Contrary to previous claims, there was no increase in leukemia or other cancers (except thyroid cancer) in regions contaminated after the Chernobyl accident where thyroid doses ranged up to 1 Sv (123). The increase in thyroid cancer among young children is correlated with dose (124), and a threshold at 200 mSv is compatible with data (125).

However, the model is still useful to get to very rigorous safety standards for people who can be exposed to radiation. It's of course better to exaggerate the risk by a factor of a thousand than to underestimate it by even a small factor. Also, the risk is not the same for patients and medical staff, a patient may be exposed only a few times in his/her life whole the medical staff could be exposed several times a day if they would not leave the room where the patient is scanned.

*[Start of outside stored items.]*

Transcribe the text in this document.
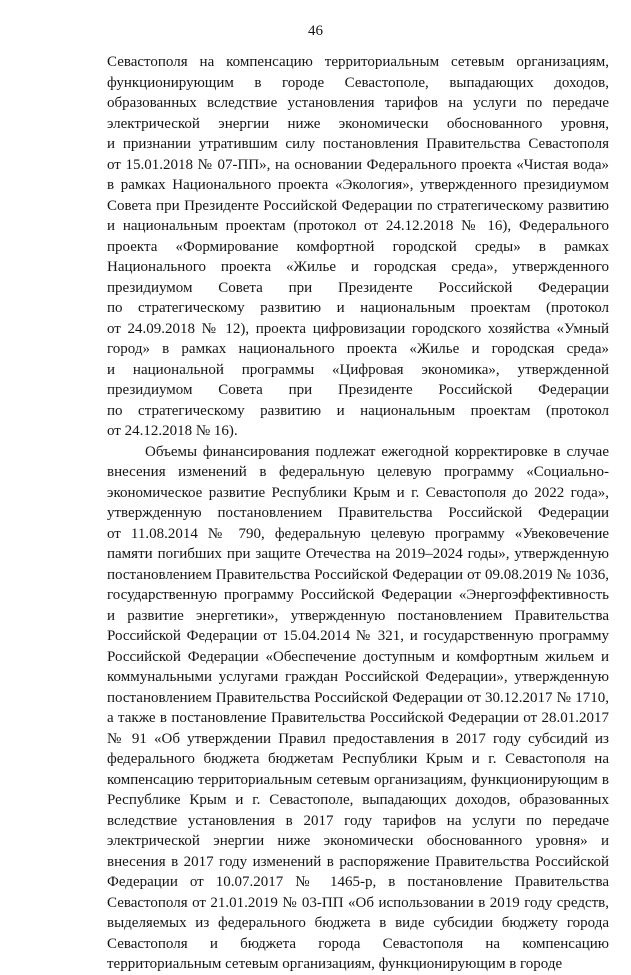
46
Севастополя на компенсацию территориальным сетевым организациям,
функционирующим в городе Севастополе, выпадающих доходов,
образованных вследствие установления тарифов на услуги по передаче
электрической энергии ниже экономически обоснованного уровня,
и признании утратившим силу постановления Правительства Севастополя
от 15.01.2018 № 07-ПП», на основании Федерального проекта «Чистая вода»
в рамках Национального проекта «Экология», утвержденного президиумом
Совета при Президенте Российской Федерации по стратегическому развитию
и национальным проектам (протокол от 24.12.2018 № 16), Федерального
проекта «Формирование комфортной городской среды» в рамках
Национального проекта «Жилье и городская среда», утвержденного
президиумом Совета при Президенте Российской Федерации
по стратегическому развитию и национальным проектам (протокол
от 24.09.2018 № 12), проекта цифровизации городского хозяйства «Умный
город» в рамках национального проекта «Жилье и городская среда»
и национальной программы «Цифровая экономика», утвержденной
президиумом Совета при Президенте Российской Федерации
по стратегическому развитию и национальным проектам (протокол
от 24.12.2018 № 16).
Объемы финансирования подлежат ежегодной корректировке в случае
внесения изменений в федеральную целевую программу «Социально-
экономическое развитие Республики Крым и г. Севастополя до 2022 года»,
утвержденную постановлением Правительства Российской Федерации
от 11.08.2014 № 790, федеральную целевую программу «Увековечение
памяти погибших при защите Отечества на 2019–2024 годы», утвержденную
постановлением Правительства Российской Федерации от 09.08.2019 № 1036,
государственную программу Российской Федерации «Энергоэффективность
и развитие энергетики», утвержденную постановлением Правительства
Российской Федерации от 15.04.2014 № 321, и государственную программу
Российской Федерации «Обеспечение доступным и комфортным жильем и
коммунальными услугами граждан Российской Федерации», утвержденную
постановлением Правительства Российской Федерации от 30.12.2017 № 1710,
а также в постановление Правительства Российской Федерации от 28.01.2017
№ 91 «Об утверждении Правил предоставления в 2017 году субсидий из
федерального бюджета бюджетам Республики Крым и г. Севастополя на
компенсацию территориальным сетевым организациям, функционирующим в
Республике Крым и г. Севастополе, выпадающих доходов, образованных
вследствие установления в 2017 году тарифов на услуги по передаче
электрической энергии ниже экономически обоснованного уровня» и
внесения в 2017 году изменений в распоряжение Правительства Российской
Федерации от 10.07.2017 № 1465-р, в постановление Правительства
Севастополя от 21.01.2019 № 03-ПП «Об использовании в 2019 году средств,
выделяемых из федерального бюджета в виде субсидии бюджету города
Севастополя и бюджета города Севастополя на компенсацию
территориальным сетевым организациям, функционирующим в городе
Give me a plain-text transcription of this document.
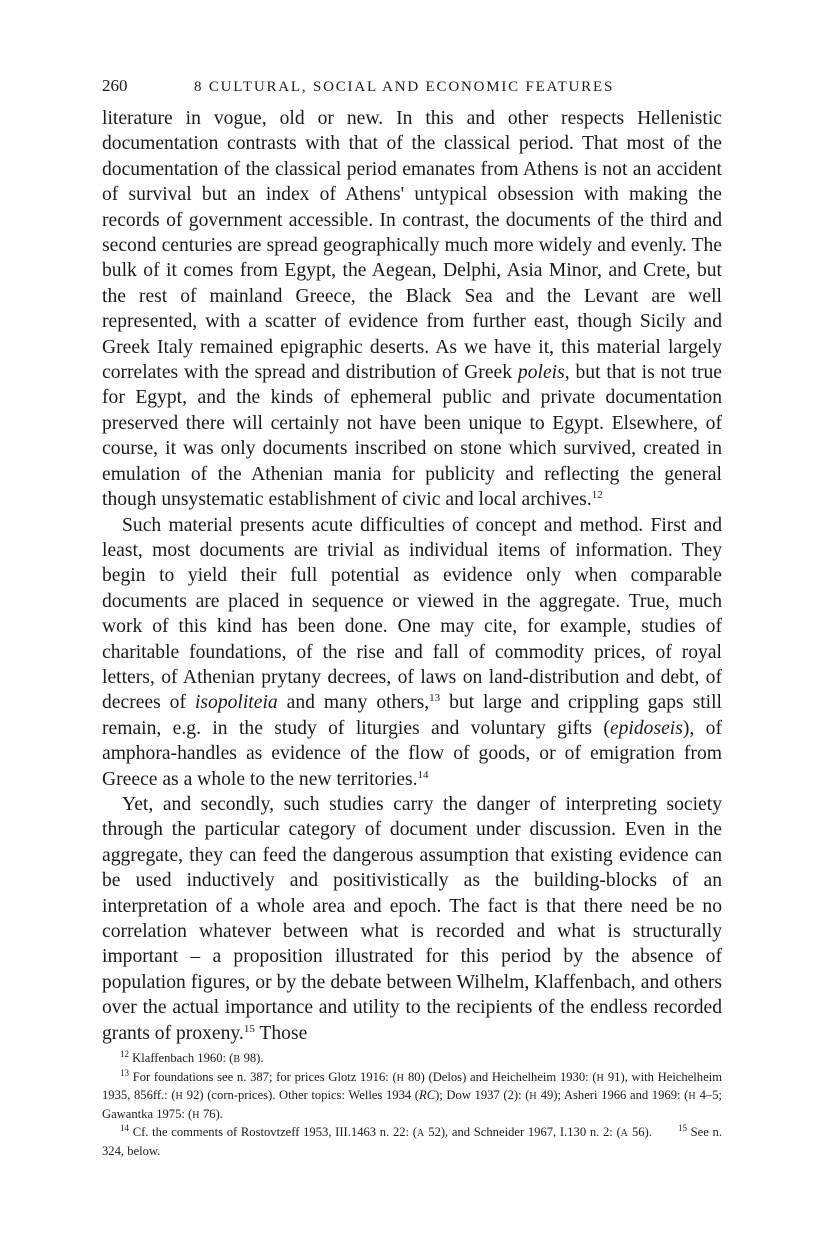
260	8 CULTURAL, SOCIAL AND ECONOMIC FEATURES

literature in vogue, old or new. In this and other respects Hellenistic documentation contrasts with that of the classical period. That most of the documentation of the classical period emanates from Athens is not an accident of survival but an index of Athens' untypical obsession with making the records of government accessible. In contrast, the documents of the third and second centuries are spread geographically much more widely and evenly. The bulk of it comes from Egypt, the Aegean, Delphi, Asia Minor, and Crete, but the rest of mainland Greece, the Black Sea and the Levant are well represented, with a scatter of evidence from further east, though Sicily and Greek Italy remained epigraphic deserts. As we have it, this material largely correlates with the spread and distribution of Greek poleis, but that is not true for Egypt, and the kinds of ephemeral public and private documentation preserved there will certainly not have been unique to Egypt. Elsewhere, of course, it was only documents inscribed on stone which survived, created in emulation of the Athenian mania for publicity and reflecting the general though unsystematic establishment of civic and local archives.$^{12}$

Such material presents acute difficulties of concept and method. First and least, most documents are trivial as individual items of information. They begin to yield their full potential as evidence only when comparable documents are placed in sequence or viewed in the aggregate. True, much work of this kind has been done. One may cite, for example, studies of charitable foundations, of the rise and fall of commodity prices, of royal letters, of Athenian prytany decrees, of laws on land-distribution and debt, of decrees of isopoliteia and many others,$^{13}$ but large and crippling gaps still remain, e.g. in the study of liturgies and voluntary gifts (epidoseis), of amphora-handles as evidence of the flow of goods, or of emigration from Greece as a whole to the new territories.$^{14}$

Yet, and secondly, such studies carry the danger of interpreting society through the particular category of document under discussion. Even in the aggregate, they can feed the dangerous assumption that existing evidence can be used inductively and positivistically as the building-blocks of an interpretation of a whole area and epoch. The fact is that there need be no correlation whatever between what is recorded and what is structurally important – a proposition illustrated for this period by the absence of population figures, or by the debate between Wilhelm, Klaffenbach, and others over the actual importance and utility to the recipients of the endless recorded grants of proxeny.$^{15}$ Those

$^{12}$ Klaffenbach 1960: (B 98).

$^{13}$ For foundations see n. 387; for prices Glotz 1916: (H 80) (Delos) and Heichelheim 1930: (H 91), with Heichelheim 1935, 856ff.: (H 92) (corn-prices). Other topics: Welles 1934 (RC); Dow 1937 (2): (H 49); Asheri 1966 and 1969: (H 4–5; Gawantka 1975: (H 76).

$^{14}$ Cf. the comments of Rostovtzeff 1953, III.1463 n. 22: (A 52), and Schneider 1967, I.130 n. 2: (A 56).	$^{15}$ See n. 324, below.
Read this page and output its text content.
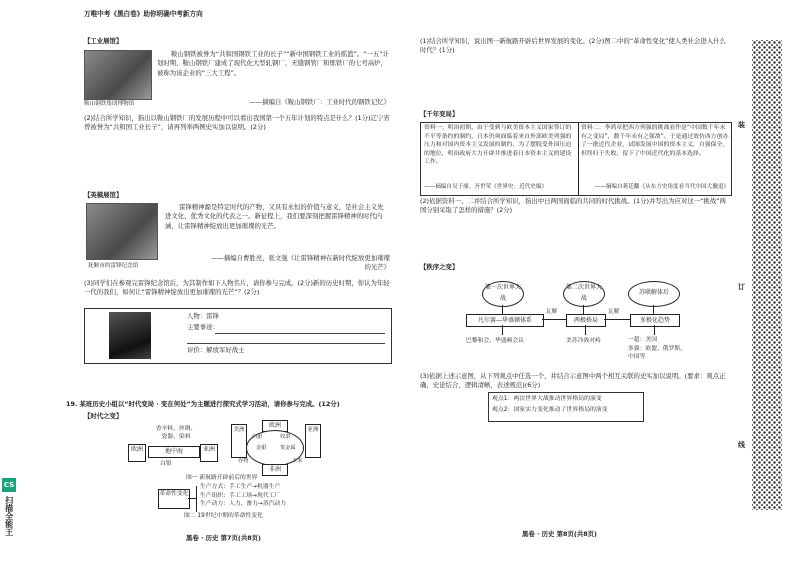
万唯中考《黑白卷》助你明确中考新方向
【工业展馆】
鞍山钢铁集团博物馆
鞍山钢铁被誉为“共和国钢铁工业的长子”“新中国钢铁工业的摇篮”。“一五”计划时期，鞍山钢铁厂建成了现代化大型轧钢厂、无缝钢管厂和炼铁厂的七号高炉，被称为该企业的“三大工程”。
——摘编自《鞍山钢铁厂：工业时代的钢铁记忆》
(2)结合所学知识，指出以鞍山钢铁厂的发展历程中可以看出我国第一个五年计划的特点是什么？(1分)辽宁省曾被誉为“共和国工业长子”，请再列举两例史实加以说明。(2分)
【英模展馆】
抚顺市的雷锋纪念馆
雷锋精神源是特定时代的产物，又具有永恒的价值与意义，是社会主义先进文化、优秀文化的代表之一。新征程上，我们要深刻把握雷锋精神的时代内涵，让雷锋精神绽放出更加璀璨的光芒。
——摘编自曹胜亮、张文强《让雷锋精神在新时代绽放更加璀璨的光芒》
(3)同学们在参观完雷锋纪念馆后，为其制作如下人物名片，请你参与完成。(2分)新的历史时期，你认为年轻一代的我们，如何让“雷锋精神绽放出更加璀璨的光芒”？(2分)
人物：雷锋
主要事迹：
评价：解放军好战士
19. 某班历史小组以“时代变局 · 变在何处”为主题进行探究式学习活动，请你参与完成。(12分)
【时代之变】
香辛料、丝绸、
瓷器、染料
欧洲	地中海	亚洲
白银
美洲
欧洲
亚洲
白银	奴隶
金银	贵金属
非洲
谷物	玉米
图一 新航路开辟前后的世界
革命性变化
生产方式：手工生产→机器生产
生产组织：手工工场→现代工厂
生产动力：人力、畜力→蒸汽动力
图二 19世纪中期的革命性变化
黑卷 · 历史 第7页(共8页)
CS
扫描全能王
(1)结合所学知识，说出图一新航路开辟后世界发展的变化。(2分)图二中的“革命性变化”使人类社会进入什么时代？(1分)
【千年变局】
资料一：明治初期，由于受到与欧美资本主义国家签订的不平等条约的制约，日本仍须面临着来自外部欧美列强的压力和对国内资本主义发展的制约，为了摆脱受外国压迫的地位，明治政府大力开辟并推进着日本资本主义的建设工作。
——摘编自吴于廑、齐世荣《世界史：近代史编》
资料二：李鸿章把西方列强的挑战看作是“中国数千年未有之变局”，数千年未有之强敌”。于是通过效仿西方创办了一批近代企业，试图发展中国的资本主义，自强保全，但终归于失败，留下了中国近代化的基本选择。
——摘编自蒋廷黻《从东方史角度看当代中国大撤退》
(2)依据资料一、二并结合所学知识，指出中日两国面临的共同的时代挑战。(1分)并写出为应对这一“挑战”两国分别采取了怎样的措施？(2分)
【秩序之变】
第一次世界大战
第二次世界大战
苏联解体后
凡尔赛—华盛顿体系
瓦解
两极格局
瓦解
多极化趋势
巴黎和会、华盛顿会议	美苏冷战对峙	一超：美国
多强：欧盟、俄罗斯、中国等
(3)依据上述示意图，从下列观点中任选一个，并结合示意图中两个相互关联的史实加以说明。(要求：观点正确，史论结合，逻辑清晰，表述规范)(6分)
观点1：两次世界大战推动世界格局的演变
观点2：国家实力变化推动了世界格局的演变
黑卷 · 历史 第8页(共8页)
装
订
线
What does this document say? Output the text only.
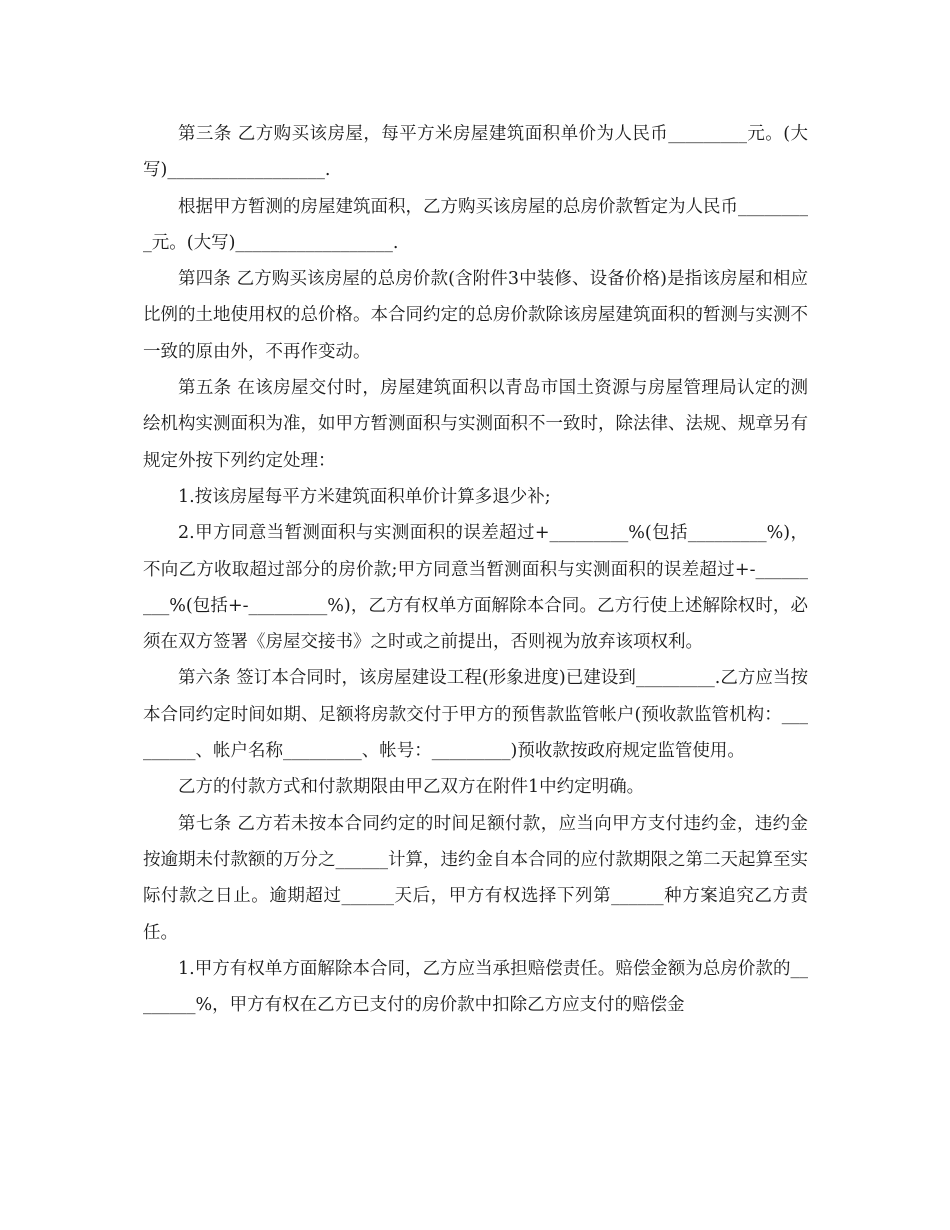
第三条 乙方购买该房屋，每平方米房屋建筑面积单价为人民币_________元。(大写)__________________.

根据甲方暂测的房屋建筑面积，乙方购买该房屋的总房价款暂定为人民币_________元。(大写)__________________.

第四条 乙方购买该房屋的总房价款(含附件3中装修、设备价格)是指该房屋和相应比例的土地使用权的总价格。本合同约定的总房价款除该房屋建筑面积的暂测与实测不一致的原由外，不再作变动。

第五条 在该房屋交付时，房屋建筑面积以青岛市国土资源与房屋管理局认定的测绘机构实测面积为准，如甲方暂测面积与实测面积不一致时，除法律、法规、规章另有规定外按下列约定处理：

1.按该房屋每平方米建筑面积单价计算多退少补;

2.甲方同意当暂测面积与实测面积的误差超过+_________%(包括_________%)，不向乙方收取超过部分的房价款;甲方同意当暂测面积与实测面积的误差超过+-_________%(包括+-_________%)，乙方有权单方面解除本合同。乙方行使上述解除权时，必须在双方签署《房屋交接书》之时或之前提出，否则视为放弃该项权利。

第六条 签订本合同时，该房屋建设工程(形象进度)已建设到_________.乙方应当按本合同约定时间如期、足额将房款交付于甲方的预售款监管帐户(预收款监管机构：_________、帐户名称_________、帐号：_________)预收款按政府规定监管使用。

乙方的付款方式和付款期限由甲乙双方在附件1中约定明确。

第七条 乙方若未按本合同约定的时间足额付款，应当向甲方支付违约金，违约金按逾期未付款额的万分之______计算，违约金自本合同的应付款期限之第二天起算至实际付款之日止。逾期超过______天后，甲方有权选择下列第______种方案追究乙方责任。

1.甲方有权单方面解除本合同，乙方应当承担赔偿责任。赔偿金额为总房价款的________%，甲方有权在乙方已支付的房价款中扣除乙方应支付的赔偿金
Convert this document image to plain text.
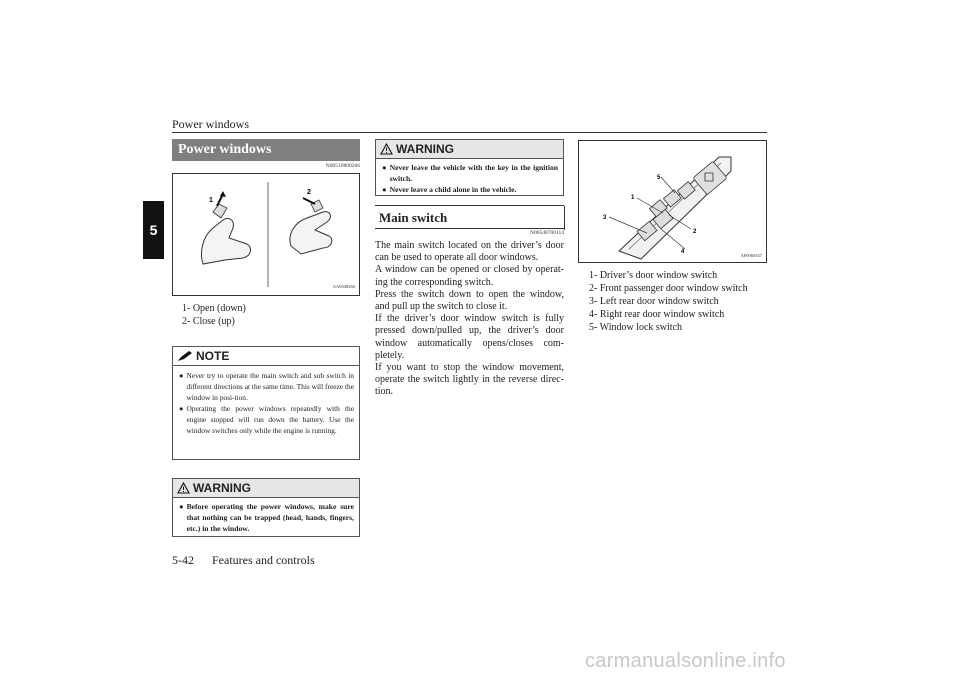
Power windows
5
Power windows
N00510800266
1
2
AA0048266
1- Open (down)
2- Close (up)
NOTE
● Never try to operate the main switch and sub switch in different directions at the same time. This will freeze the window in posi-tion.
● Operating the power windows repeatedly with the engine stopped will run down the battery. Use the window switches only while the engine is running.
WARNING
● Before operating the power windows, make sure that nothing can be trapped (head, hands, fingers, etc.) in the window.
WARNING
● Never leave the vehicle with the key in the ignition switch.
● Never leave a child alone in the vehicle.
Main switch
N00548700114
The main switch located on the driver’s door can be used to operate all door windows.
A window can be opened or closed by operat-ing the corresponding switch.
Press the switch down to open the window, and pull up the switch to close it.
If the driver’s door window switch is fully pressed down/pulled up, the driver’s door window automatically opens/closes com-pletely.
If you want to stop the window movement, operate the switch lightly in the reverse direc-tion.
5
1
3
2
4
AF0060337
1- Driver’s door window switch
2- Front passenger door window switch
3- Left rear door window switch
4- Right rear door window switch
5- Window lock switch
5-42 Features and controls
carmanualsonline.info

The faults in the DNA that lead to cancer are overwhelmingly the result of DNA replication errors, not due to exposure to background radiation of few mSv to a few dozen mSv per year, so we don't need to worry about getting CT scans. We should worry about what we eat, whether we get enough exercise, and we should avoid stress (so, actually, we shouldn't worry too much), as these factors do impact on biological processes that are related to cancer risks. Here we need to consider that random DNA damage is not going to cause cancer, it has to be very specific damage affecting certain genes in crucial places. Also, the immune system which can then still eliminate the threat, has to fail to do so. If you stick to a healthy lifestyle, you're going to reduce most of these independent risk factors.